Offering the broadest review of psychological perspectives on human expertise to date, this volume covers behavioral, computational, neural, and genetic approaches to understanding complex skill. The chapters show how performance in music, the arts, sports, games, medicine, and other domains reflects basic traits such as personality and intelligence, as well as knowledge and skills acquired through training. In doing so, this book moves the field of expertise beyond the duality of nature vs. nurture toward an integrative understanding of complex skill. This book is an invaluable resource for researchers and students interested in expertise, and for professionals seeking current reviews of psychological research on expertise.
About the Author:
David Z. Hambrick is professor in the Department of Psychology, Michigan State University, USA. His research on expertise has been widely published in scholarly journals and featured in the mainstream media, including The New York Times, The Boston Globe, and The New Yorker. He received his PhD in experimental psychology from the Georgia Institute of Technology in 2000, and is a Fellow of the Association for Psychological Science.
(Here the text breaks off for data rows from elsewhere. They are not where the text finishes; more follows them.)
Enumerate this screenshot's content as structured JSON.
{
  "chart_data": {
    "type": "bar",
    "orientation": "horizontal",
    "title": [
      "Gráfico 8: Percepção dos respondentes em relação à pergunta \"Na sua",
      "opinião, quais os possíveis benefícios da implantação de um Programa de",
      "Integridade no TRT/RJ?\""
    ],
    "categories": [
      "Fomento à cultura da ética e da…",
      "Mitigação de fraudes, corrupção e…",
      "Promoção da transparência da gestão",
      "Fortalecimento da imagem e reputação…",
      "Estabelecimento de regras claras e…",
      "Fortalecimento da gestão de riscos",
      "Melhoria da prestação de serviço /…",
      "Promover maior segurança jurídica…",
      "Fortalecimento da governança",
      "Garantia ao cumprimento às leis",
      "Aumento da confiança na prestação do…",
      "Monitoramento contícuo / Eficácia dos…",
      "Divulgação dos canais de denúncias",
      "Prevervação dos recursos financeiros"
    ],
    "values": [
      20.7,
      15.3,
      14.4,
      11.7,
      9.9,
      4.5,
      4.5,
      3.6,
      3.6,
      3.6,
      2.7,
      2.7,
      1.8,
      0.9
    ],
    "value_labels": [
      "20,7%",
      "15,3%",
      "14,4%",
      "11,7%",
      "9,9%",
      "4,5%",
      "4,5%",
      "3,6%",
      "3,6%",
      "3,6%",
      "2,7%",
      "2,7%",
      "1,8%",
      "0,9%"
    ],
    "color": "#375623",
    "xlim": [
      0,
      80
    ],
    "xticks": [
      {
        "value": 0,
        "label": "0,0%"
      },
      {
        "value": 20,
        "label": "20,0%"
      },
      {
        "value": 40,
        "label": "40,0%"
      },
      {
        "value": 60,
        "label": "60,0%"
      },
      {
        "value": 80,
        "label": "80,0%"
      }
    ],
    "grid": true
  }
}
Guillermo Campitelli is senior lecturer in psychology at Edith Cowan University, Perth, Australia. His research aims to understand individual differences in performance, judgment and decision making, with a particular interest in the cognitive processes underlying expertise. He received this PhD in psychology from the University of Nottingham, UK, in 2003.
Brooke N. Macnamara is assistant professor in the Department of Psychological Sciences at Case Western Reserve University, Cleveland, Ohio, USA. Her diverse research interests include the acquisition of expertise, working memory, and bilingualism. She received her PhD in psychology from Princeton University in 2014.